Anatomical Overview
The gastrocnemius and soleus muscles in the posterior compartment of the lower leg converge distally to form the Achilles tendon, which inserts onto the posterior surface of the calcaneal tuberosity. The plantaris tendon descends medially alongside it. The primary function of the Achilles tendon is to enable plantar flexion of the ankle joint, maintain ankle balance, and support activities such as running, jumping, and walking.
Etiology and Classification
Achilles tendon rupture can be caused by direct trauma, such as a blow from a heavy object, resulting in contusion, partial, or complete rupture of the tendon—often accompanied by skin injury. Indirect trauma is more common and typically results from sudden, forceful muscle contraction, such as during improper takeoff or landing. In these cases, a sudden and powerful contraction of the triceps surae may tear the tendon.

Figure 1 Common sites of achilles tendon rupture
Tendon injury may occur at the insertion point, the mid-portion, or the musculotendinous junction. These tears are often frayed and irregular in appearance. Injury can also be caused by sharp objects, such as glass or knives, producing relatively clean open wounds with less contamination.
Clinical Manifestations and Diagnosis
At the moment of injury, a snapping sound may be heard, followed by immediate heel pain, swelling, bruising, weakness in walking, and an inability to perform heel raises. On examination, tenderness and a palpable gap or soft defect may be noted at the rupture site. In cases of partial rupture, functional impairment may not be obvious, leading to misdiagnosis as a soft tissue injury. Ultrasound imaging can be used to localize and classify the tendon injury.
Treatment
Partial closed Achilles tendon ruptures, which are rare, may heal spontaneously with immobilization using a plaster cast for 4–6 weeks while the ankle is positioned in plantar flexion and the leg is relaxed. Functional rehabilitation is then recommended to aid recovery.

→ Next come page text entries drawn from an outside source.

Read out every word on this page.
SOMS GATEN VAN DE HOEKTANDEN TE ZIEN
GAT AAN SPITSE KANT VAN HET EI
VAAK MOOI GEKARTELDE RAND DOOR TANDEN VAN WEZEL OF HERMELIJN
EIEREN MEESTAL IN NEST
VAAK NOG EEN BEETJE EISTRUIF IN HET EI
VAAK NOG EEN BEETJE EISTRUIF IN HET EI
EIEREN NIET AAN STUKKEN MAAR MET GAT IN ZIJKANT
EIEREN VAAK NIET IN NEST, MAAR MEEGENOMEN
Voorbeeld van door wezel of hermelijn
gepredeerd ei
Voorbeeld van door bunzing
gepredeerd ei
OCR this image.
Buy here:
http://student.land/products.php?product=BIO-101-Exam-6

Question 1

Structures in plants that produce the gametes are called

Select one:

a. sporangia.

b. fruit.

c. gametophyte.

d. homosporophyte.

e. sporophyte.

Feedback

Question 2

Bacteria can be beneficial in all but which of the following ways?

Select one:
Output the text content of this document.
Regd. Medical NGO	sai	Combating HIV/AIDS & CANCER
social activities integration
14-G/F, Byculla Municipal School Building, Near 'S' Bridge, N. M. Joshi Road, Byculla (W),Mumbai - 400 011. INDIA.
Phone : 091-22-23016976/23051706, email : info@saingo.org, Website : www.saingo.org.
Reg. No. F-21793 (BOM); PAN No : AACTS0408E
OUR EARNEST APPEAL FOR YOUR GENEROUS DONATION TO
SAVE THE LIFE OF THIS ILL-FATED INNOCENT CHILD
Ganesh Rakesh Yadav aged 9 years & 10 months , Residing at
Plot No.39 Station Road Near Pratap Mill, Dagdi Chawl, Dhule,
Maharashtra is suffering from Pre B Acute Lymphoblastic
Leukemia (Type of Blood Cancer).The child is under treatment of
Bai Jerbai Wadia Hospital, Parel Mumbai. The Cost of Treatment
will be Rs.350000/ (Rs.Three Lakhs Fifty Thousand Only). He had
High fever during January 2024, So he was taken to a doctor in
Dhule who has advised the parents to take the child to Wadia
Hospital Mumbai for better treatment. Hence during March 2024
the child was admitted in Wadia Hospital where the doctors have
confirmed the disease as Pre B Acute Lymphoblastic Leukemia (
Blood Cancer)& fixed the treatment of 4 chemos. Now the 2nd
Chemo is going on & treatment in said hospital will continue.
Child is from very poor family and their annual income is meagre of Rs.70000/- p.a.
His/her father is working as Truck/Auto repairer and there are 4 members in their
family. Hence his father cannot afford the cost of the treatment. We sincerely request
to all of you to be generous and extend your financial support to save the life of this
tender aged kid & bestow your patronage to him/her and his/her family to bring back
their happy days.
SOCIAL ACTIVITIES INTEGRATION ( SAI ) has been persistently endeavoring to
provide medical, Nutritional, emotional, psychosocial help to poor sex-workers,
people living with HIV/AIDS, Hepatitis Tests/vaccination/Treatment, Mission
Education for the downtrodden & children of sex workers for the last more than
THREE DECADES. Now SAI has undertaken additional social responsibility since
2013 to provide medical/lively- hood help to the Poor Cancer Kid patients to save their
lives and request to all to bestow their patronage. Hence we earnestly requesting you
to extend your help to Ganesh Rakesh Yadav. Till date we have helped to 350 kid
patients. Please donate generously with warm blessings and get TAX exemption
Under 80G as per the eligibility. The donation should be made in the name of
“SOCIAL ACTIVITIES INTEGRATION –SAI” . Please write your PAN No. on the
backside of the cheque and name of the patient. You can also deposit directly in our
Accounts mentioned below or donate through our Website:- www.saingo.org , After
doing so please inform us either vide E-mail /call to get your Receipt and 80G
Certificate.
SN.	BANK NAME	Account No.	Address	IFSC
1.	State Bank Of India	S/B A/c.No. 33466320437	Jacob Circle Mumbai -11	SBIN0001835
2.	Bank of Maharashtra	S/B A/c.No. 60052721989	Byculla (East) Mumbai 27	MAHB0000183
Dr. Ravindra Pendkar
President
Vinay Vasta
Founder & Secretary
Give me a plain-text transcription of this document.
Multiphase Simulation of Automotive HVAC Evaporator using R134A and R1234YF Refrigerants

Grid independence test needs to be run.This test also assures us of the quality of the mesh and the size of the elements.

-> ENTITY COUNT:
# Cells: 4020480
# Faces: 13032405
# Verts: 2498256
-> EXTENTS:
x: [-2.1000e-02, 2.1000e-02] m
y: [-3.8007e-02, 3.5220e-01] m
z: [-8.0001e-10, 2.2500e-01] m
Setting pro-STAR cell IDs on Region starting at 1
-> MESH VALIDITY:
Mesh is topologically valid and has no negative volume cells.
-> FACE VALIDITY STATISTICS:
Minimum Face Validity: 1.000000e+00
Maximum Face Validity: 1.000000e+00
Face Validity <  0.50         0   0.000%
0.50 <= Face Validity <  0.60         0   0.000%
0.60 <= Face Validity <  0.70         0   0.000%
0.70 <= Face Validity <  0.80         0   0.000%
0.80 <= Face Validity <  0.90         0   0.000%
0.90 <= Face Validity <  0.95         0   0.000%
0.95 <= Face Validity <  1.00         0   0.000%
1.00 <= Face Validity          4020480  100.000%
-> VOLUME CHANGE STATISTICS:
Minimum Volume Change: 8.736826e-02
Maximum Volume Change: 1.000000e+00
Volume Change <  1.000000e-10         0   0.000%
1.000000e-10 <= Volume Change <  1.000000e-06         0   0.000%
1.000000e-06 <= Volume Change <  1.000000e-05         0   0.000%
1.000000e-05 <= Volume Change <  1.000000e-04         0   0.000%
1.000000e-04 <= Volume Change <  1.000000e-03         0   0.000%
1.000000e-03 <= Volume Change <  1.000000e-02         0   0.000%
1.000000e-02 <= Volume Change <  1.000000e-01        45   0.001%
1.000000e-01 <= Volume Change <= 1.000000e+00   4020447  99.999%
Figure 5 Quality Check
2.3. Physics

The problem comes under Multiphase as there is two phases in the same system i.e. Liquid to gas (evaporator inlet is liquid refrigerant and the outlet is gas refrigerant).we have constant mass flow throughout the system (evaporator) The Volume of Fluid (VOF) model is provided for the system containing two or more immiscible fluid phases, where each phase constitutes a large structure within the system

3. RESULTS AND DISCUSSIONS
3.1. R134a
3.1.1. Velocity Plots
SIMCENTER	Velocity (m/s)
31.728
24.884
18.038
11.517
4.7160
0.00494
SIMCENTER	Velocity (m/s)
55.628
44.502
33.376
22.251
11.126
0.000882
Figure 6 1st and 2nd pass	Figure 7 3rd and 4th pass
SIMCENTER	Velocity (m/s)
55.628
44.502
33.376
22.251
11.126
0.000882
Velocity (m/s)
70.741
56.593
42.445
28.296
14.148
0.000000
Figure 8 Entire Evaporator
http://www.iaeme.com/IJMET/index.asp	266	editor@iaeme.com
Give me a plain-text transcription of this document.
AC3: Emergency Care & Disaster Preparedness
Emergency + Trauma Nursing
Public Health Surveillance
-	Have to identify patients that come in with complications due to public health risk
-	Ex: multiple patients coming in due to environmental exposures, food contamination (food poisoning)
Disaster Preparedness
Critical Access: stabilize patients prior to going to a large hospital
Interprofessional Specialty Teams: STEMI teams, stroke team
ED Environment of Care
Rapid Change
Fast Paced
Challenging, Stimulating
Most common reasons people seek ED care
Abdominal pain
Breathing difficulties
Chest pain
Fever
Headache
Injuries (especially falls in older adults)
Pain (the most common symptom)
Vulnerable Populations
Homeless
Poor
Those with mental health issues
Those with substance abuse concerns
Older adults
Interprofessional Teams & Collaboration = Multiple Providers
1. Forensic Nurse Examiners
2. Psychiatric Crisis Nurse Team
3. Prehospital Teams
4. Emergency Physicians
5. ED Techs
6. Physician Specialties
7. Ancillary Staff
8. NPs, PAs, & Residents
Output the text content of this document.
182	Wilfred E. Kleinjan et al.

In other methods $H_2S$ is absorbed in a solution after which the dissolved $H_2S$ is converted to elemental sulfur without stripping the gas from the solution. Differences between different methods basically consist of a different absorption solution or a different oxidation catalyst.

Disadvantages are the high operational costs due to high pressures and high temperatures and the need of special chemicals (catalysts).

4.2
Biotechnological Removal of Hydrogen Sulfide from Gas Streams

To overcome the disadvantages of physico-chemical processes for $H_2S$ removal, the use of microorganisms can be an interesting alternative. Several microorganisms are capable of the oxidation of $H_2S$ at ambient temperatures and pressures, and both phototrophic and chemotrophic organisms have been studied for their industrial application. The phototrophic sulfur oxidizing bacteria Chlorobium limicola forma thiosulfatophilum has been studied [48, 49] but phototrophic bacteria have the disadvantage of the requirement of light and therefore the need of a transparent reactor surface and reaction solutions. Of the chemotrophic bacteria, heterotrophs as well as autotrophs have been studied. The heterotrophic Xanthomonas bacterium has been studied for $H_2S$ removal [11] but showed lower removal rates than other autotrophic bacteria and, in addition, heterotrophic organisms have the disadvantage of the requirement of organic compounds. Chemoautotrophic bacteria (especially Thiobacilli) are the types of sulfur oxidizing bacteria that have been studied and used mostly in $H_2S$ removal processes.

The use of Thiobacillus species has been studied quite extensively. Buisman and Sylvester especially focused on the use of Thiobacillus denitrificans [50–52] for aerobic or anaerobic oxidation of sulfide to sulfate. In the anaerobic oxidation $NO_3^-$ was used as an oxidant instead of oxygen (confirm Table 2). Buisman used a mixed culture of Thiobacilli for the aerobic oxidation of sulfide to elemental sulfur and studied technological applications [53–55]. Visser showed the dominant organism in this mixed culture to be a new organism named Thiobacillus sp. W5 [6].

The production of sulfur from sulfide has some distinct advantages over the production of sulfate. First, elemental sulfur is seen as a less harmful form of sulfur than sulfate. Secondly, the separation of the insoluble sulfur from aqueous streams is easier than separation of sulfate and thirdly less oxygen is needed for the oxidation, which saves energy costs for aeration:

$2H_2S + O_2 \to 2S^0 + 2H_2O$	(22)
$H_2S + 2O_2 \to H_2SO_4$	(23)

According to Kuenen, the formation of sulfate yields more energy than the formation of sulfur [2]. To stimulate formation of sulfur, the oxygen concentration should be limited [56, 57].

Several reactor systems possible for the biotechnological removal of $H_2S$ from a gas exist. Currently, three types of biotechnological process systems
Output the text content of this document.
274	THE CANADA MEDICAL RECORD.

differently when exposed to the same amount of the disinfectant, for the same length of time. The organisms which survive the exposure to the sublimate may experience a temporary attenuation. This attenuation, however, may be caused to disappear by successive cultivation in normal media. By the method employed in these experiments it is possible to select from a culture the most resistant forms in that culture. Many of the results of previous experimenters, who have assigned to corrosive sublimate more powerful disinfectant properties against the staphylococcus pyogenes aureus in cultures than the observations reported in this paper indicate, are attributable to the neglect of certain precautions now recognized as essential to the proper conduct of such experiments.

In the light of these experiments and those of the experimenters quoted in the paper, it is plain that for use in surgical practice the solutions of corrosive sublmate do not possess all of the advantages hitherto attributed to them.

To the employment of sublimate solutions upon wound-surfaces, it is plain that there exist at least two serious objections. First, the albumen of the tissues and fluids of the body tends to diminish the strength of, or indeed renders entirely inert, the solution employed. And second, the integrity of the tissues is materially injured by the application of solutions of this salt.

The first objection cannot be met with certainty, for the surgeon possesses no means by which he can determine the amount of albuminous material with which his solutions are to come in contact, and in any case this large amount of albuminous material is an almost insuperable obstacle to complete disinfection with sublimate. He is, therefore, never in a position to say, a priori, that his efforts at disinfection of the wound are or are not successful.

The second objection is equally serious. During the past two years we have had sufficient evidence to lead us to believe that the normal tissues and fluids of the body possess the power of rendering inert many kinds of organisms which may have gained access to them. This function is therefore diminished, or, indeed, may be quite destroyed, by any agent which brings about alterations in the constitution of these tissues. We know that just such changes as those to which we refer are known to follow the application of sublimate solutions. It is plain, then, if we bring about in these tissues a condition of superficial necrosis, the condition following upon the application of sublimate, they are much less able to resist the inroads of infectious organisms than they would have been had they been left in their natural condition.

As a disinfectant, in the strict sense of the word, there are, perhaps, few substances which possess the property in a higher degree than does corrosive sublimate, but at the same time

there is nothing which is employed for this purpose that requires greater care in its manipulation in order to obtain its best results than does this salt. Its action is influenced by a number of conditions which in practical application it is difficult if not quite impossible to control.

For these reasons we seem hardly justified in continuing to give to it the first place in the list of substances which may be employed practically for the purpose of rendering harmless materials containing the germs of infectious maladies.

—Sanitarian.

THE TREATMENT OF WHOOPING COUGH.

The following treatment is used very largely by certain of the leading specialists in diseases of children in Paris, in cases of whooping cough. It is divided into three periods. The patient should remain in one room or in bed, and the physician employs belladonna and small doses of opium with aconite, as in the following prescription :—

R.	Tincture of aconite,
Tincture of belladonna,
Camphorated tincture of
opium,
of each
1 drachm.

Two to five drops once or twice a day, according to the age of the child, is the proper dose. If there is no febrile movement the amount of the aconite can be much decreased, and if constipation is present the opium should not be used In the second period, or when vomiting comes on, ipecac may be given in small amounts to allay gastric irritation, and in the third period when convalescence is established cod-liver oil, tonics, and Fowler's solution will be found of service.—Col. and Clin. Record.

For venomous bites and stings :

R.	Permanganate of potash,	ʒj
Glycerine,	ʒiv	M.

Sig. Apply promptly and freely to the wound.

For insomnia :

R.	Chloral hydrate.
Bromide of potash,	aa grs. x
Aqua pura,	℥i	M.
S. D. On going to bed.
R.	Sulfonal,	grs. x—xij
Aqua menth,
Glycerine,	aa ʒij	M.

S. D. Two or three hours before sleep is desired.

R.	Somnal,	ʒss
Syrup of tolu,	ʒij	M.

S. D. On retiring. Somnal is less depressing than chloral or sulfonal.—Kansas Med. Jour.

For complete ruptures, early surgical intervention is generally required. The tendon may be repaired through open or minimally invasive techniques. Postoperatively, the knee is flexed and the ankle is immobilized in plantar flexion using a plaster cast for 4–6 weeks, followed by progressive functional training.
For open Achilles tendon injuries, early debridement and tendon repair are essential. If direct skin closure produces excessive tension and risks skin necrosis with tendon exposure, skin flap transfer may be used to cover the tendon. Chronic complete ruptures of the Achilles tendon usually require surgical treatment.